Le principal parti au pouvoir aura beaucoup de soucis à se faire dans les tous prochains jours, au regard de la forte mobilisation faite autour du MNSD Nassara, dimanche dernier, jour de la célébration de son 22ème anniversaire. Ce jour là, ce sont des milliers de personnes qui se sont données rendez-vous au Palais du 29 juillet, pour apporter leur soutien au parti de Tandja Mamadou qui a fait exceptionnellement le déplacement pour honorer de sa présence à cette importante manifestation. A l’occasion, le PNDS a vibré par son absence.
Quant à Hama Amadou, dont la présence a été une surprise, il n’a pas manqué de rappeler à ses anciens compagnons qu’il fut un produit du MNDS/Nassara et profiter de l’occasion pour leur faire un clin d’œil, avec des échanges avec Seïni Oumarou et Tandja. Ces « salamalecs » entre « compagnons » d’hier, dont les soucis se rejoignent, et que s’ils perdurent, risqueraient d’avoir des conséquences à travers un isolement du « Guri » avant les prochaines joutes électorales. Le Président Issoufou qui fêtera dans trois jours ? son deuxième anniversaire à la tête de l’Etat est-il conscient de cette nouvelle donne? La question mérite d’être posée au regard du tableau sombre de sa gestion, dressé par les différents intervenants à cette cérémonie.
De l’absence du PNDS à la cérémonie et le clin d’œil de Hama
La célébration du 22ème anniversaire du MNSD/Nassara a donné l’occasion à la classe politique nigérienne, toute tendance confondue, de se retrouver un temps soit peu, dans un cadre conviviale, pour témoigner de sa grande maturité, en dépit des divergences qui opposent les uns aux autres. Et c’est ce même moment qu’a choisi le PNDS, principal parti au pouvoir, pour marquer de la plus mauvaise des manières, son absence à cette manifestation, malgré toutes les invitations qui lui ont été envoyées, selon nos sources.

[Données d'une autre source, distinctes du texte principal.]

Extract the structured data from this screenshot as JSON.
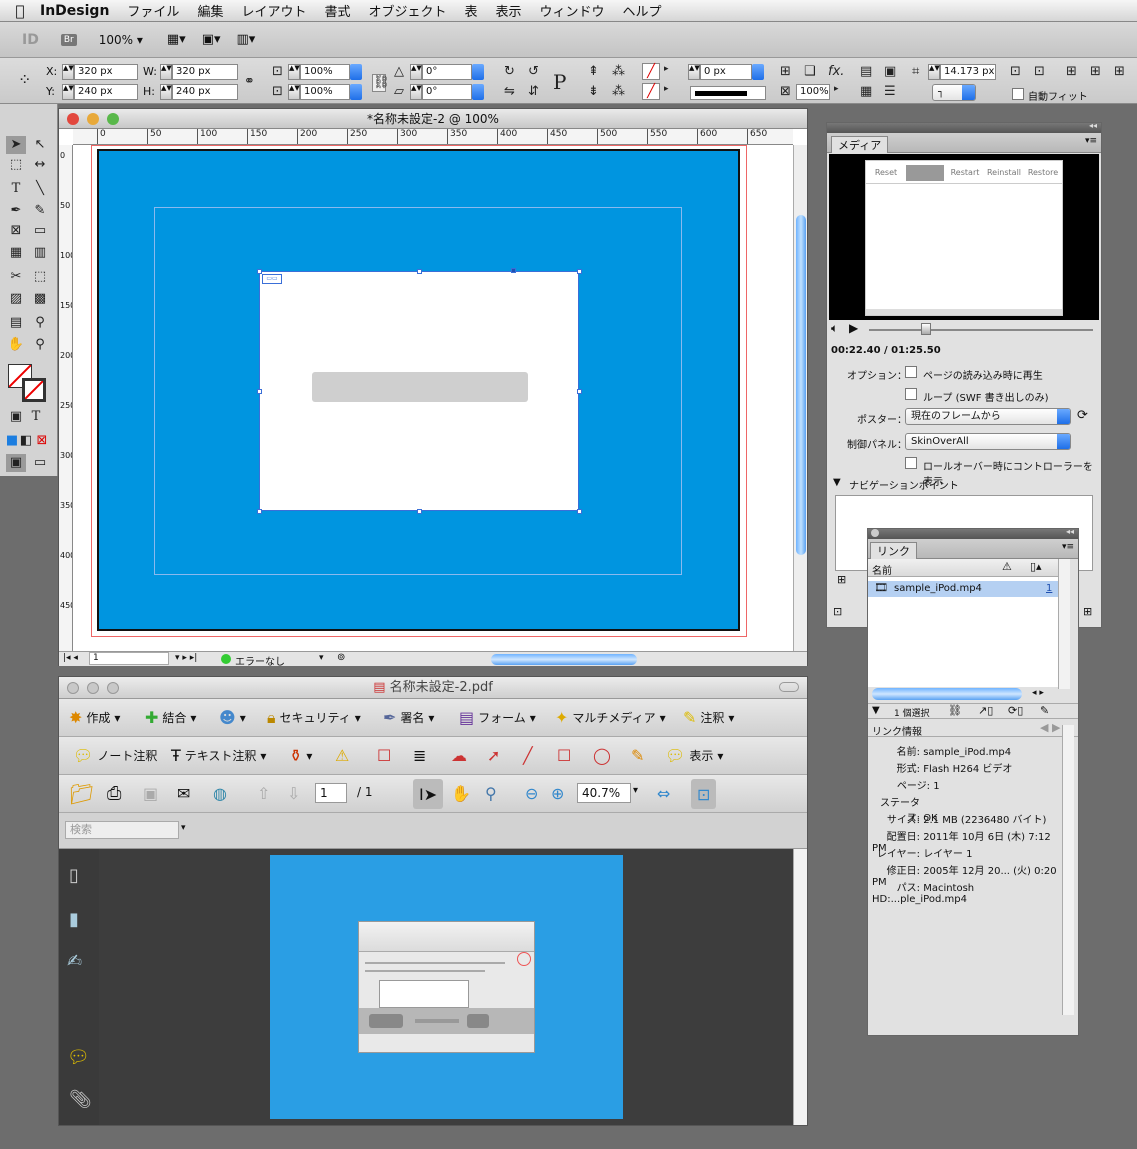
{
  "menubar": {
    "app": "InDesign",
    "items": [
      "ファイル",
      "編集",
      "レイアウト",
      "書式",
      "オブジェクト",
      "表",
      "表示",
      "ウィンドウ",
      "ヘルプ"
    ]
  },
  "appbar": {
    "id_logo": "ID",
    "bridge": "Br",
    "zoom": "100%"
  },
  "control": {
    "x": "320 px",
    "y": "240 px",
    "w": "320 px",
    "h": "240 px",
    "scale_x": "100%",
    "scale_y": "100%",
    "rotate": "0°",
    "shear": "0°",
    "stroke": "0 px",
    "ref": "14.173 px",
    "opacity": "100%",
    "autofit": "自動フィット",
    "x_label": "X:",
    "y_label": "Y:",
    "w_label": "W:",
    "h_label": "H:"
  },
  "doc": {
    "title": "*名称未設定-2 @ 100%",
    "page": "1",
    "status": "エラーなし",
    "ruler": [
      "0",
      "50",
      "100",
      "150",
      "200",
      "250",
      "300",
      "350",
      "400",
      "450",
      "500",
      "550",
      "600",
      "650"
    ],
    "vruler": [
      "0",
      "50",
      "100",
      "150",
      "200",
      "250",
      "300",
      "350",
      "400",
      "450"
    ]
  },
  "acrobat": {
    "title": "名称未設定-2.pdf",
    "tb1": [
      "作成",
      "結合",
      "",
      "セキュリティ",
      "署名",
      "フォーム",
      "マルチメディア",
      "注釈"
    ],
    "tb2": [
      "ノート注釈",
      "テキスト注釈",
      "表示"
    ],
    "page_current": "1",
    "page_total": "/ 1",
    "zoom": "40.7%",
    "search_placeholder": "検索"
  },
  "media": {
    "tab": "メディア",
    "buttons": [
      "Reset",
      "",
      "Restart",
      "Reinstall",
      "Restore"
    ],
    "time": "00:22.40 / 01:25.50",
    "options_label": "オプション：",
    "opt1": "ページの読み込み時に再生",
    "opt2": "ループ (SWF 書き出しのみ)",
    "poster_label": "ポスター：",
    "poster_value": "現在のフレームから",
    "control_label": "制御パネル：",
    "control_value": "SkinOverAll",
    "rollover": "ロールオーバー時にコントローラーを表示",
    "nav": "ナビゲーションポイント"
  },
  "links": {
    "tab": "リンク",
    "col_name": "名前",
    "file": "sample_iPod.mp4",
    "file_page": "1",
    "selected": "1 個選択",
    "info_title": "リンク情報",
    "info": [
      {
        "k": "名前:",
        "v": "sample_iPod.mp4"
      },
      {
        "k": "形式:",
        "v": "Flash H264 ビデオ"
      },
      {
        "k": "ページ:",
        "v": "1"
      },
      {
        "k": "ステータス:",
        "v": "OK"
      },
      {
        "k": "サイズ:",
        "v": "2.1 MB (2236480 バイト)"
      },
      {
        "k": "配置日:",
        "v": "2011年 10月 6日 (木) 7:12 PM"
      },
      {
        "k": "レイヤー:",
        "v": "レイヤー 1"
      },
      {
        "k": "修正日:",
        "v": "2005年 12月 20... (火) 0:20 PM"
      },
      {
        "k": "パス:",
        "v": "Macintosh HD:...ple_iPod.mp4"
      }
    ]
  }
}
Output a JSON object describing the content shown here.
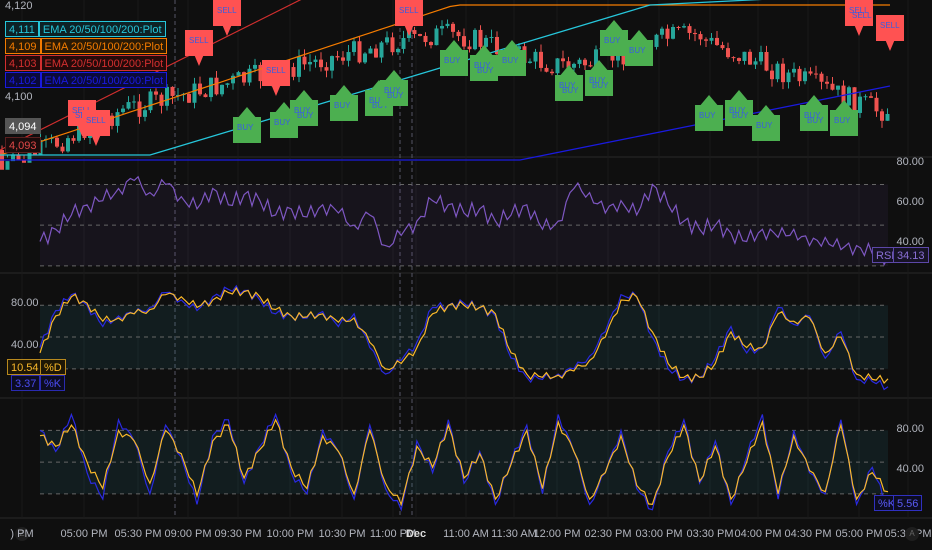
{
  "price_axis": {
    "ticks": [
      "4,120",
      "4,100"
    ],
    "last_price": "4,094",
    "prev_price": "4,093"
  },
  "legend": [
    {
      "value": "4,111",
      "label": "EMA 20/50/100/200:Plot",
      "color": "#26c6da"
    },
    {
      "value": "4,109",
      "label": "EMA 20/50/100/200:Plot",
      "color": "#f57c00"
    },
    {
      "value": "4,103",
      "label": "EMA 20/50/100/200:Plot",
      "color": "#d32f2f"
    },
    {
      "value": "4,102",
      "label": "EMA 20/50/100/200:Plot",
      "color": "#1a1adf"
    }
  ],
  "signals": {
    "buy": "BUY",
    "sell": "SELL"
  },
  "rsi_pane": {
    "ticks": [
      "80.00",
      "60.00",
      "40.00"
    ],
    "name": "RSI",
    "value": "34.13"
  },
  "stoch_pane": {
    "ticks": [
      "80.00",
      "40.00"
    ],
    "d_value": "10.54",
    "d_name": "%D",
    "k_value": "3.37",
    "k_name": "%K"
  },
  "stochrsi_pane": {
    "ticks": [
      "80.00",
      "40.00"
    ],
    "k_name": "%K",
    "k_value": "5.56"
  },
  "time_axis": {
    "labels": [
      ") PM",
      "05:00 PM",
      "05:30 PM",
      "09:00 PM",
      "09:30 PM",
      "10:00 PM",
      "10:30 PM",
      "11:00 PM",
      "Dec",
      "11:00 AM",
      "11:30 AM",
      "12:00 PM",
      "02:30 PM",
      "03:00 PM",
      "03:30 PM",
      "04:00 PM",
      "04:30 PM",
      "05:00 PM",
      "05:30 PM"
    ],
    "left_button": "Z",
    "right_button": "A"
  },
  "colors": {
    "rsi": "#7e57c2",
    "k": "#2a2ae0",
    "d": "#f9b82a",
    "buy": "#4caf50",
    "sell": "#ff5252",
    "up": "#26a69a",
    "down": "#ef5350"
  },
  "chart_data": [
    {
      "type": "line",
      "title": "RSI",
      "ylim": [
        30,
        85
      ],
      "series": [
        {
          "name": "RSI",
          "values": [
            42,
            48,
            55,
            60,
            62,
            68,
            72,
            66,
            70,
            64,
            58,
            68,
            60,
            65,
            62,
            55,
            58,
            54,
            60,
            56,
            50,
            55,
            40,
            45,
            52,
            62,
            60,
            56,
            58,
            52,
            55,
            60,
            48,
            52,
            68,
            66,
            56,
            62,
            55,
            70,
            60,
            52,
            48,
            50,
            46,
            42,
            48,
            44,
            48,
            40,
            44,
            38,
            40,
            36,
            34
          ]
        }
      ]
    },
    {
      "type": "line",
      "title": "Stoch",
      "ylim": [
        0,
        100
      ],
      "series": [
        {
          "name": "%K",
          "values": [
            40,
            75,
            90,
            80,
            60,
            70,
            72,
            78,
            92,
            85,
            75,
            88,
            95,
            94,
            85,
            72,
            70,
            68,
            74,
            60,
            72,
            40,
            15,
            28,
            45,
            78,
            80,
            82,
            78,
            70,
            30,
            12,
            10,
            15,
            20,
            32,
            55,
            90,
            88,
            50,
            20,
            10,
            12,
            30,
            60,
            35,
            40,
            78,
            62,
            70,
            30,
            55,
            10,
            8,
            3
          ]
        },
        {
          "name": "%D",
          "values": [
            35,
            70,
            88,
            82,
            65,
            68,
            72,
            76,
            90,
            88,
            78,
            85,
            92,
            93,
            88,
            76,
            70,
            69,
            72,
            64,
            68,
            45,
            20,
            25,
            40,
            72,
            80,
            80,
            78,
            72,
            35,
            15,
            12,
            14,
            18,
            28,
            50,
            85,
            88,
            55,
            25,
            12,
            12,
            25,
            55,
            40,
            40,
            72,
            65,
            68,
            35,
            50,
            15,
            10,
            10.54
          ]
        }
      ]
    },
    {
      "type": "line",
      "title": "Stoch RSI",
      "ylim": [
        0,
        100
      ],
      "series": [
        {
          "name": "%K",
          "values": [
            80,
            60,
            95,
            40,
            15,
            90,
            70,
            20,
            85,
            55,
            10,
            75,
            90,
            30,
            65,
            95,
            40,
            20,
            80,
            60,
            15,
            85,
            25,
            5,
            70,
            40,
            90,
            30,
            60,
            10,
            50,
            85,
            20,
            95,
            60,
            10,
            40,
            80,
            25,
            5,
            60,
            90,
            30,
            70,
            10,
            55,
            95,
            15,
            80,
            40,
            20,
            90,
            10,
            45,
            5.56
          ]
        },
        {
          "name": "%D",
          "values": [
            75,
            65,
            85,
            50,
            25,
            80,
            70,
            30,
            80,
            58,
            18,
            70,
            85,
            35,
            62,
            90,
            45,
            25,
            75,
            60,
            20,
            80,
            30,
            10,
            65,
            45,
            85,
            35,
            58,
            15,
            48,
            80,
            25,
            88,
            60,
            15,
            40,
            75,
            28,
            10,
            55,
            85,
            32,
            65,
            15,
            50,
            88,
            20,
            75,
            42,
            22,
            85,
            15,
            40,
            22
          ]
        }
      ]
    }
  ]
}
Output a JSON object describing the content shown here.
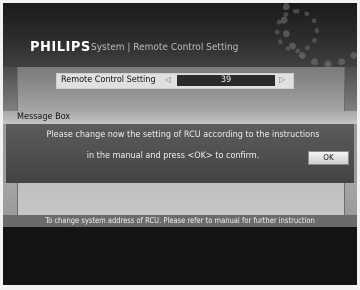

Le PNDS a ainsi raté une occasion, non seulement pour s’affirmer en tant qu’actuelle première force politique au Niger, surtout qu’il est de notoriété publique qu’au Niger, aucun parti politique ne peut se prévaloir à lui seul d’une majorité, mais aussi pour rendre les civilités au moment où certains leaders se bousculent pour marquer de leur présence à cette cérémonie. De quelle excuse les responsables du PNDS vont-ils se prévaloir pour justifier leur absence à cette manifestation ? Cet état de fait aura certainement des répercussions très négatives dans les rapports entre ces deux forces sur l’échiquier politique national.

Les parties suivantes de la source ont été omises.